The Mystery of the Penitentes

Penitentes at services at Morada, three miles north of New Mexico border, San Antonio, Colorado, 1983. Photograph by Michael Heller. Courtesy The Santa Fe New Mexican Collection, Palace of the Governors Photo Archives (NMHM/DCA), HP.2014.14.1131.
BY CHARLIE M. CARRILLO & FELIPE R. MIRABAL

The mystery of the Hermanos or Penitentes that belong to the Cofradía de Nuestro Padre Jesús Nazareno has baffled and fascinated scholars, journalists, Protestant missionaries, and the local Catholic clergy for decades. The story of the Hermanos Penitentes begins in the Santa Cruz Valley in Northern New Mexico at the beginning of the nineteenth century. 

The compelling tale of this medieval-like lay organization was first penned by the American merchant traveler Josiah Gregg in 1831. On Good Friday, Gregg witnessed a shocking public Penitente procession and folk tableau that involved flagellation on the plaza in Tomé. He later published his scandalous account in Commerce of the Prairies, his book about travelling the Santa Fe Trail.

The entire church community attended this solemn ritual, as was the custom among the three large parish churches of Santa Fe, Santa Cruz de la Cañada, and Albuquerque. Holy Week services were an amalgamation of liturgical rites, Spanish pious customs, and services led by the Hermanos Penitentes. This consolidation of Lenten and Holy Week services endured in New Mexico even after the arrival of the newly appointed Bishop Jean-Baptiste Lamy and the French clergy. Bishop Lamy never denounced the Penitentes, but tried to consolidate the various moradas (chapter houses) that were constructed in a local vernacular architecture. By 1900, these moradas were located in almost every village from southern Colorado to the Río Bonito in Lincoln County. Services were open to the faithful outside of the brotherhood. The local community was not disruptive to the Hermanos, but respectful and supportive. The hermandad was structured according to the rules of similar confraternities in New Spain (later Mexico) and Spain. Their own customs and material culture helped them to create a unique Christian spirituality within the boundaries of the United States.

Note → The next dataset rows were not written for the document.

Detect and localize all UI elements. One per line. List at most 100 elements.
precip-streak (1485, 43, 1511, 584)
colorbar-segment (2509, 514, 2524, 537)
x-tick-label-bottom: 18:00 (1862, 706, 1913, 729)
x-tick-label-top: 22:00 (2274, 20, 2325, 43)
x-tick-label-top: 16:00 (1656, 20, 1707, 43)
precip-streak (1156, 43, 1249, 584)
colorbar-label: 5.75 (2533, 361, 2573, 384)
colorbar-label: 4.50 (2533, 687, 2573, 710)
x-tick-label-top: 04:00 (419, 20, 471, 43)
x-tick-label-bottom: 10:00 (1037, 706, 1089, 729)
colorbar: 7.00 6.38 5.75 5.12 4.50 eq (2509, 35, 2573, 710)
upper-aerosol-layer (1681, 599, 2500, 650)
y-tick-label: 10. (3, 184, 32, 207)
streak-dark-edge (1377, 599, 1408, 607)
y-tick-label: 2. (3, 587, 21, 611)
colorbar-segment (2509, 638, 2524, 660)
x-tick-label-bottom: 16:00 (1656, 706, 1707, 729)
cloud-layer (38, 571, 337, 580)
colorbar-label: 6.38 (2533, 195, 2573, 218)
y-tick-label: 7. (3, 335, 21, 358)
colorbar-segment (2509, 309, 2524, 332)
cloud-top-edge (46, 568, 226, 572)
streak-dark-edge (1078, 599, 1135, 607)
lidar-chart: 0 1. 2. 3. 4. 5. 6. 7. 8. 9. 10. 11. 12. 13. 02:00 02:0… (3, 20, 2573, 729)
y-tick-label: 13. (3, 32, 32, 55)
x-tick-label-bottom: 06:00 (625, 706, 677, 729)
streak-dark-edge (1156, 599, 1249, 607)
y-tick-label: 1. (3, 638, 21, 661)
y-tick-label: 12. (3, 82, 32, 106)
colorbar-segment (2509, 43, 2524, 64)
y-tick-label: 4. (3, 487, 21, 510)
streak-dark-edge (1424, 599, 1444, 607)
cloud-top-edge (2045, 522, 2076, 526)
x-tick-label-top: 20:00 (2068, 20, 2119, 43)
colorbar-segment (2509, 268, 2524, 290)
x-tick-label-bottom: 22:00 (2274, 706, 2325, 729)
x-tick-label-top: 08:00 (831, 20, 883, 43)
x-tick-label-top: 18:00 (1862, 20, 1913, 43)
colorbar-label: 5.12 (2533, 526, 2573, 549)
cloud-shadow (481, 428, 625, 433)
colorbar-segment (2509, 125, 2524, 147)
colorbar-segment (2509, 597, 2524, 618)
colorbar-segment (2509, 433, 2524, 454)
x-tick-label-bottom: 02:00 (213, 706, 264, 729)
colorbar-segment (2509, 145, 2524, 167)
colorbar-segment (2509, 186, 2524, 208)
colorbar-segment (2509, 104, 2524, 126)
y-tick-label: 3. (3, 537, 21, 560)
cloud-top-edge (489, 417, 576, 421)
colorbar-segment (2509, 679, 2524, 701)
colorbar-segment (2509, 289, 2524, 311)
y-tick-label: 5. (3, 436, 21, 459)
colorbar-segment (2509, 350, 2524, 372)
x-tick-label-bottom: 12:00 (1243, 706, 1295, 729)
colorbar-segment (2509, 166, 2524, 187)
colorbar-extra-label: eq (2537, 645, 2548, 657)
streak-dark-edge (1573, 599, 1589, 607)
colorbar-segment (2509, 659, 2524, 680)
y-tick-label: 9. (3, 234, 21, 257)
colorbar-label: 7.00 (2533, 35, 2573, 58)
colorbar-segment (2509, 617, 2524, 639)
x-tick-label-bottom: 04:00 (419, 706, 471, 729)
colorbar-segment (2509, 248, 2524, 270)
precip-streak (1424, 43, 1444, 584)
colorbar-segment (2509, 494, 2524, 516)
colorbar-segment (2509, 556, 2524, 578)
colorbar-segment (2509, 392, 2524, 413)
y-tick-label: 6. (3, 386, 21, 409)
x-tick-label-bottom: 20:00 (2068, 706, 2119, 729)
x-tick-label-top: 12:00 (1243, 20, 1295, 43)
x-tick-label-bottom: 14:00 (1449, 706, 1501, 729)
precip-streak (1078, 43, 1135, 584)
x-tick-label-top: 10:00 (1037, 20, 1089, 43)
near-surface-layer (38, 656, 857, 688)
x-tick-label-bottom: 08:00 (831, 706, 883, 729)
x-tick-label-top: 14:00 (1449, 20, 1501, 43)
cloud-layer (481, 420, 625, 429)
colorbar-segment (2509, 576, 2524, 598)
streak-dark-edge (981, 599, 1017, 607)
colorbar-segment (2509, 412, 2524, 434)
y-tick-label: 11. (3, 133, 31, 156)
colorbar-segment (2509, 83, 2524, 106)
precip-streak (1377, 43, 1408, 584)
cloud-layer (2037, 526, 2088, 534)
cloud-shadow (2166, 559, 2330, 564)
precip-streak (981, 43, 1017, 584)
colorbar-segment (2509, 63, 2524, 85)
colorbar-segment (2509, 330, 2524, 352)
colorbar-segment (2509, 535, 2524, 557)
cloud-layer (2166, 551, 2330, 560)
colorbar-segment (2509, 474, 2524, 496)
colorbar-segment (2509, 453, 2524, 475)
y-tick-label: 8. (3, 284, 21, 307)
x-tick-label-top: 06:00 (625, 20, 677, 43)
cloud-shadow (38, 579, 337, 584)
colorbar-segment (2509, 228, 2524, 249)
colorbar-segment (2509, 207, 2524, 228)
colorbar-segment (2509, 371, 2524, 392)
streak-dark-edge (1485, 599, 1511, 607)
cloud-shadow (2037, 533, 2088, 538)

The railroad arrived in New Mexico in 1878, enabling the curious to see new cultures. Newspaper and magazine writers mesmerized readers with tales of a remote, unknown world. These fantastical narratives of the crazed Catholic Mexicans in New Mexico alarmed Protestant readers.

These biases derived from the centuries-old “Leyenda Negra” or “Black Legend,” a historiographical term demonstrating a negative image of Spain and Spaniards, blaming them for viciousness and racism against the Indigenous people of the Americas. In the late nineteenth century, sensational “eyewitness accounts” were published in newspapers of “Horrible Orgies” that supposedly took place in New Mexico (as written in 1883 in the Daily Globe of St. Paul, Minnesota).

On Good Friday of 1883, a bus took tourists from the San Felipe Hotel in the new town of Albuquerque to the nearby village of Los Griegos to observe a Penitente procession. That same year the Los Angeles Herald published an article about the Hermanos in Los Griegos which arrogantly said, 

It is now stated that public opinion is setting so strongly against such cruel and barbarous practices, that, with the aid of the church, in a year or two the Penitentes will be a thing of the past. Speed the time.

Tourists, writers, and all of the curious wanted to make sketches of the Penitente rituals. Some were simply contrived using fabricated descriptions, like those published in Harper’s New Monthly Magazine in 1885. False stories and pictures created a chasm between the curious and the members of the hermandad; pesky voyeurs and writers wanting information prompted the Hermanos to keep crowds away by using sling shots and rifles. The first portable cameras allowed tourists and reporters to publish photographs such as those in a shocking yet enticing newspaper article in 1900 in the San Francisco Call entitled “American Citizens Who Are Hanged Upon Crosses.”

In her 1912 novel Death Comes for the Archbishop, Willa Cather took literary license to write of “the bloody rites of the Penitentes,” introducing the ubiquitous blood and gore of New Mexicans into the minds of Americans.

The arrival of new American priests to New Mexico ended the fusion of Spanish traditions, the rituals of the Penitentes, and Holy Week liturgical rites. The already clandestine hermandad participated, for the most part, outside of the Lenten parish schedules. Villagers began to withdraw from the moradas. The Hermanos’ desire for privacy was misinterpreted as secrecy, and became part of the custom of each local morada.

Modern media, including film, added to the mystery of the Penitentes. Slowly, sensitive modern historical and anthropological research are helping to heal the wounds of the present-day vibrant Hermanos, and their 200 years of history within the annals of Catholic New Mexico.